Si Fiona s’en sort tant bien que mal tel n’a pas été le cas de son mari. Ce dernier venu s’installer également en Ouganda au côté de sa femme ne parvint pas jusqu’alors à  faire valoir ses compétences. Après avoir suivi le processus pour une équivalence en Ouganda de son diplôme de Doctorat obtenu en France, il se retrouve confronté à la forte discrimination à  l’embauche qui frappe les réfugiés. Tous les emplois disponibles vont en priorité aux nationaux ougandais pour faire face au chômage des jeunes dans le pays et éviter les récriminations des populations contre les réfugiés qui sont à  tord considérés comme des voleurs de travail. Les réfugiés ayant des compétences à  faire valoir se retrouvent totalement dépourvus d’opportunité. Le complexe lié au fait d’avoir effectué des études supérieures et la vision culturelle des tâches domestiques réparties selon le genre masculin ou féminin  aide encore moins ces diplômés à s’orienter vers des emplois rudimentaires à  leurs yeux. De nombreux réfugiés se reconvertissent au niveau professionnel ou deviennent des mulets pour les trafics de tout genre, se livrent aux vols ou finissent par devenir alcoolique.

Luc, de RDC, s’est reconverti en vendeur de boucles d’oreille et de chaines en or. Certes dur de survivre avec les menus bénéfices de cette activité mais il est heureux d’avoir pu quitter l’est de la RD Congo avec ses conflits. Son diplôme de juriste ne lui sert à  rien pour le moment mais il garde l’espoir un jour de rentrer pour occuper de hautes fonctions politiques dans son pays natal après le changement. Gebre, un réfugié politique éthiopien, quant à  lui, s’est initié en Ouganda au métier de reporter vidéo qu’il lie avec sa passion de l’écriture journalistique qui lui a valu de fuir l’Ethiopie tant ses articles dérangeaient le gouvernement. Lui non plus ne perd pas l’espoir de pouvoir épouser la femme de sa vie, Salima, une somalienne rencontrée en Ouganda et qui a bénéficiée d’une opération de relocalisation du HCR et se retrouve actuellement en train de faire des études universitaires en Suède.
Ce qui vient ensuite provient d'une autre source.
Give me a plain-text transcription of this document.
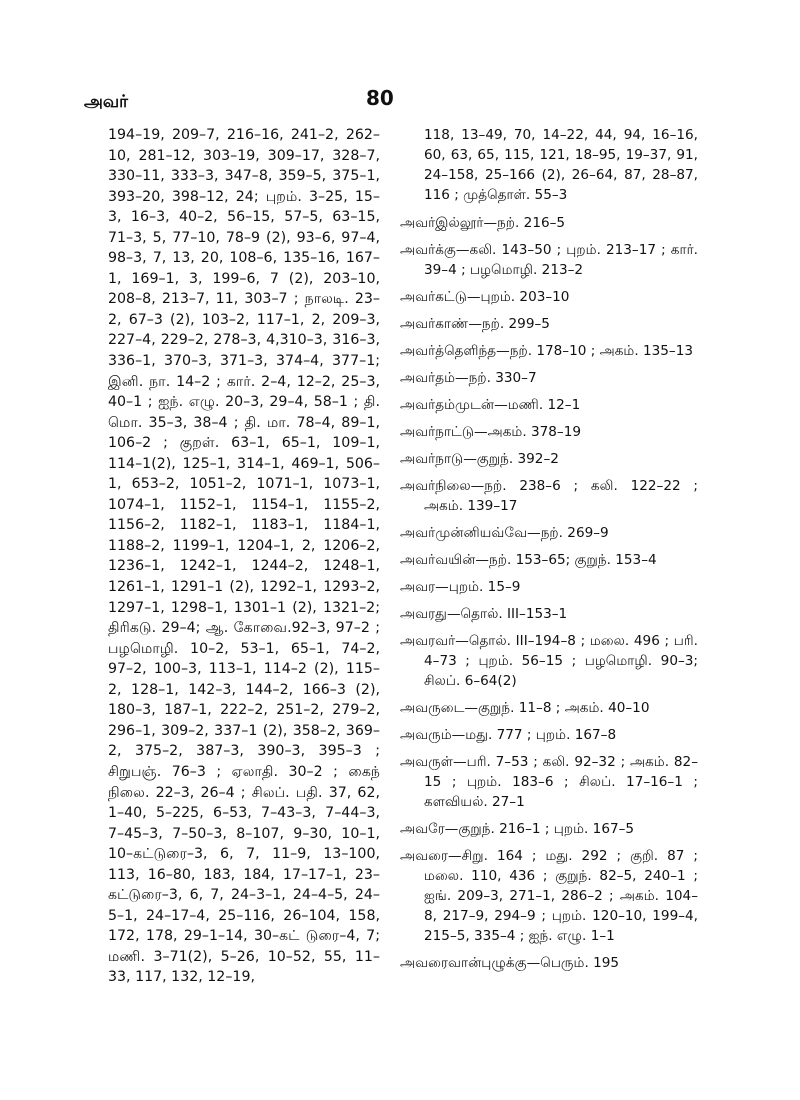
அவர்	80

194–19, 209–7, 216–16, 241–2, 262–10, 281–12, 303–19, 309–17, 328–7, 330–11, 333–3, 347–8, 359–5, 375–1, 393–20, 398–12, 24; புறம். 3–25, 15–3, 16–3, 40–2, 56–15, 57–5, 63–15, 71–3, 5, 77–10, 78–9 (2), 93–6, 97–4, 98–3, 7, 13, 20, 108–6, 135–16, 167–1, 169–1, 3, 199–6, 7 (2), 203–10, 208–8, 213–7, 11, 303–7 ; நாலடி. 23–2, 67–3 (2), 103–2, 117–1, 2, 209–3, 227–4, 229–2, 278–3, 4,310–3, 316–3, 336–1, 370–3, 371–3, 374–4, 377–1; இனி. நா. 14–2 ; கார். 2–4, 12–2, 25–3, 40–1 ; ஐந். எழு. 20–3, 29–4, 58–1 ; தி. மொ. 35–3, 38–4 ; தி. மா. 78–4, 89–1, 106–2 ; குறள். 63–1, 65–1, 109–1, 114–1(2), 125–1, 314–1, 469–1, 506–1, 653–2, 1051–2, 1071–1, 1073–1, 1074–1, 1152–1, 1154–1, 1155–2, 1156–2, 1182–1, 1183–1, 1184–1, 1188–2, 1199–1, 1204–1, 2, 1206–2, 1236–1, 1242–1, 1244–2, 1248–1, 1261–1, 1291–1 (2), 1292–1, 1293–2, 1297–1, 1298–1, 1301–1 (2), 1321–2; திரிகடு. 29–4; ஆ. கோவை.92–3, 97–2 ; பழமொழி. 10–2, 53–1, 65–1, 74–2, 97–2, 100–3, 113–1, 114–2 (2), 115–2, 128–1, 142–3, 144–2, 166–3 (2), 180–3, 187–1, 222–2, 251–2, 279–2, 296–1, 309–2, 337–1 (2), 358–2, 369–2, 375–2, 387–3, 390–3, 395–3 ; சிறுபஞ். 76–3 ; ஏலாதி. 30–2 ; கைந் நிலை. 22–3, 26–4 ; சிலப். பதி. 37, 62, 1–40, 5–225, 6–53, 7–43–3, 7–44–3, 7–45–3, 7–50–3, 8–107, 9–30, 10–1, 10–கட்டுரை–3, 6, 7, 11–9, 13–100, 113, 16–80, 183, 184, 17–17–1, 23–கட்டுரை–3, 6, 7, 24–3–1, 24–4–5, 24–5–1, 24–17–4, 25–116, 26–104, 158, 172, 178, 29–1–14, 30–கட் டுரை–4, 7; மணி. 3–71(2), 5–26, 10–52, 55, 11–33, 117, 132, 12–19,

118, 13–49, 70, 14–22, 44, 94, 16–16, 60, 63, 65, 115, 121, 18–95, 19–37, 91, 24–158, 25–166 (2), 26–64, 87, 28–87, 116 ; முத்தொள். 55–3
அவர்இல்லூர்—நற். 216–5
அவர்க்கு—கலி. 143–50 ; புறம். 213–17 ; கார். 39–4 ; பழமொழி. 213–2
அவர்கட்டு—புறம். 203–10
அவர்காண்—நற். 299–5
அவர்த்தெளிந்த—நற். 178–10 ; அகம். 135–13
அவர்தம்—நற். 330–7
அவர்தம்முடன்—மணி. 12–1
அவர்நாட்டு—அகம். 378–19
அவர்நாடு—குறுந். 392–2
அவர்நிலை—நற். 238–6 ; கலி. 122–22 ; அகம். 139–17
அவர்முன்னியவ்வே—நற். 269–9
அவர்வயின்—நற். 153–65; குறுந். 153–4
அவர—புறம். 15–9
அவரது—தொல். III–153–1
அவரவர்—தொல். III–194–8 ; மலை. 496 ; பரி. 4–73 ; புறம். 56–15 ; பழமொழி. 90–3; சிலப். 6–64(2)
அவருடை—குறுந். 11–8 ; அகம். 40–10
அவரும்—மது. 777 ; புறம். 167–8
அவருள்—பரி. 7–53 ; கலி. 92–32 ; அகம். 82–15 ; புறம். 183–6 ; சிலப். 17–16–1 ; களவியல். 27–1
அவரே—குறுந். 216–1 ; புறம். 167–5
அவரை—சிறு. 164 ; மது. 292 ; குறி. 87 ; மலை. 110, 436 ; குறுந். 82–5, 240–1 ; ஐங். 209–3, 271–1, 286–2 ; அகம். 104–8, 217–9, 294–9 ; புறம். 120–10, 199–4, 215–5, 335–4 ; ஐந். எழு. 1–1
அவரைவான்புழுக்கு—பெரும். 195
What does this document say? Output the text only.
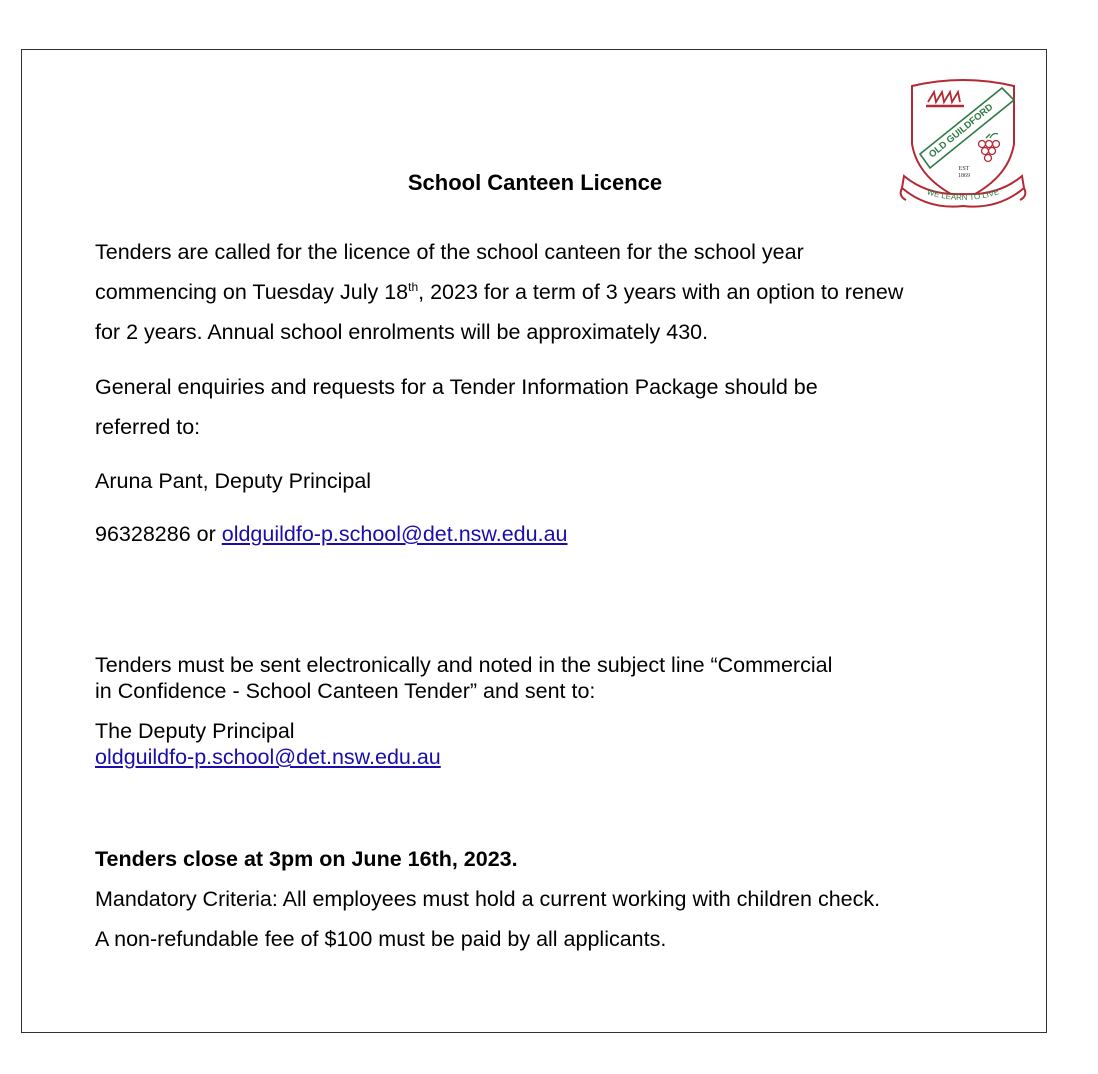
OLD GUILDFORD
EST
1869
WE LEARN TO LIVE
School Canteen Licence
Tenders are called for the licence of the school canteen for the school year
commencing on Tuesday July 18th, 2023 for a term of 3 years with an option to renew
for 2 years. Annual school enrolments will be approximately 430.
General enquiries and requests for a Tender Information Package should be
referred to:
Aruna Pant, Deputy Principal
96328286 or oldguildfo-p.school@det.nsw.edu.au
Tenders must be sent electronically and noted in the subject line “Commercial
in Confidence - School Canteen Tender” and sent to:
The Deputy Principal
oldguildfo-p.school@det.nsw.edu.au
Tenders close at 3pm on June 16th, 2023.
Mandatory Criteria: All employees must hold a current working with children check.
A non-refundable fee of $100 must be paid by all applicants.
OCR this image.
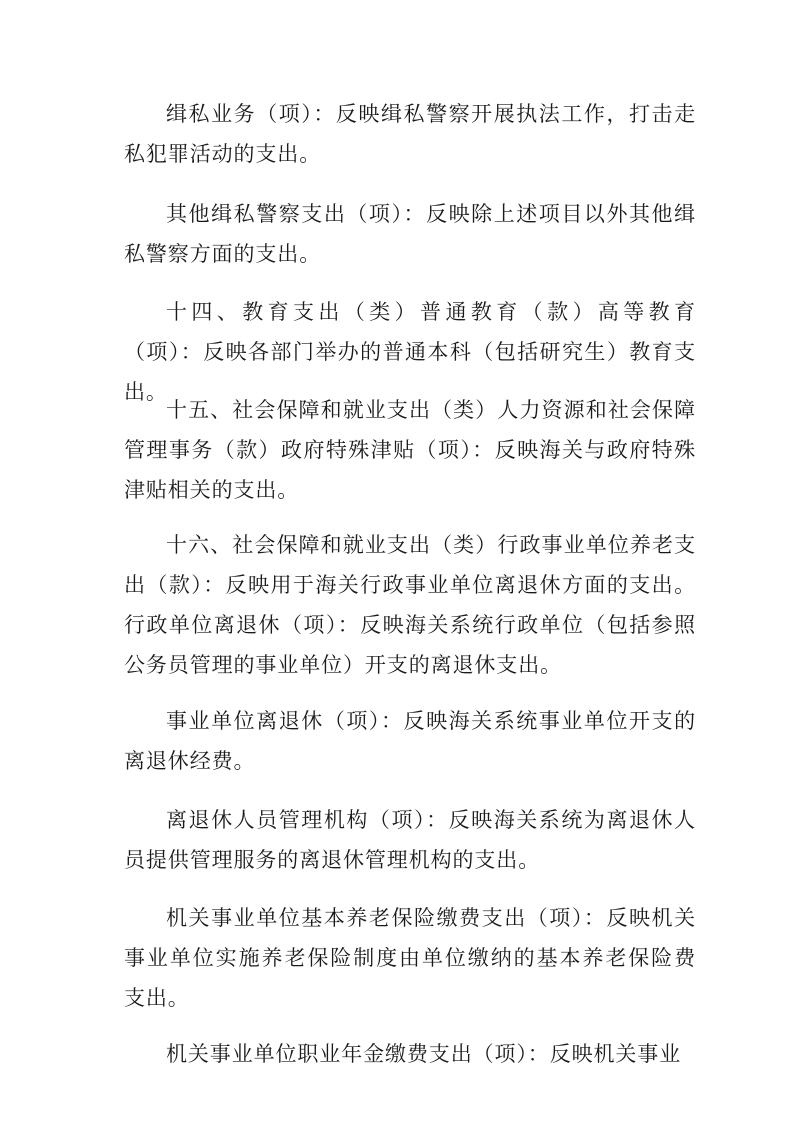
缉私业务（项）：反映缉私警察开展执法工作，打击走私犯罪活动的支出。

其他缉私警察支出（项）：反映除上述项目以外其他缉私警察方面的支出。

十四、教育支出（类）普通教育（款）高等教育（项）：反映各部门举办的普通本科（包括研究生）教育支出。

十五、社会保障和就业支出（类）人力资源和社会保障管理事务（款）政府特殊津贴（项）：反映海关与政府特殊津贴相关的支出。

十六、社会保障和就业支出（类）行政事业单位养老支出（款）：反映用于海关行政事业单位离退休方面的支出。行政单位离退休（项）：反映海关系统行政单位（包括参照公务员管理的事业单位）开支的离退休支出。

事业单位离退休（项）：反映海关系统事业单位开支的离退休经费。

离退休人员管理机构（项）：反映海关系统为离退休人员提供管理服务的离退休管理机构的支出。

机关事业单位基本养老保险缴费支出（项）：反映机关事业单位实施养老保险制度由单位缴纳的基本养老保险费 支出。

机关事业单位职业年金缴费支出（项）：反映机关事业
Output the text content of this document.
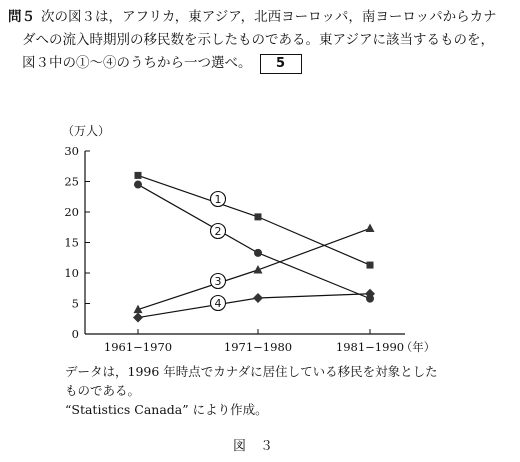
問５ 次の図３は，アフリカ，東アジア，北西ヨーロッパ，南ヨーロッパからカナ
ダへの流入時期別の移民数を示したものである。東アジアに該当するものを，
図３中の①～④のうちから一つ選べ。 5
0
5
10
15
20
25
30
（万人）
1961−1970	1971−1980	1981−1990
（年）
1
2
3
4
データは，1996 年時点でカナダに居住している移民を対象とした
ものである。
“Statistics Canada” により作成。
図３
A quand son tour ? Gebre fait partie de la longue liste d’attente de réfugiés qui espèrent aux promesses des pays occidentaux d’alléger le fardeau supporté par l’Ouganda en acceptant la relocalisation dans leur pays de quelques uns parmi son million de réfugiés.

Effacer les pleurs, rétablir l’espoir

Musa Ecweru, Ministre en charge des réfugiés et des déplacés internes au sein du gouvernement ougandais, en fait sa mission principale. Bel homme, au teint noir et à la tête rasée, le ministre qui siège également au parlement ougandais vous étonne par sa jovialité et son abord facile. Sans aucune peine, il a bien voulu s’entretenir avec nous sur la gestion de son département ministériel. Fort sympathique, et loin des protocoles il nous assure prendre à cœur sa lourde responsabilité envers les réfugiés car pour lui : « Les réfugiés ne sont pas des criminels mais des victimes du dysfonctionnement du système global ». Cependant, il doit également faire face à son opinion publique et au débat à  l’intérieur du pays qui tend à  faire croire que le gouvernement en fait plus pour les réfugiés que pour les nationaux. Un préjugé qui alimente malheureusement un sentiment de xénophobie au sein de la population.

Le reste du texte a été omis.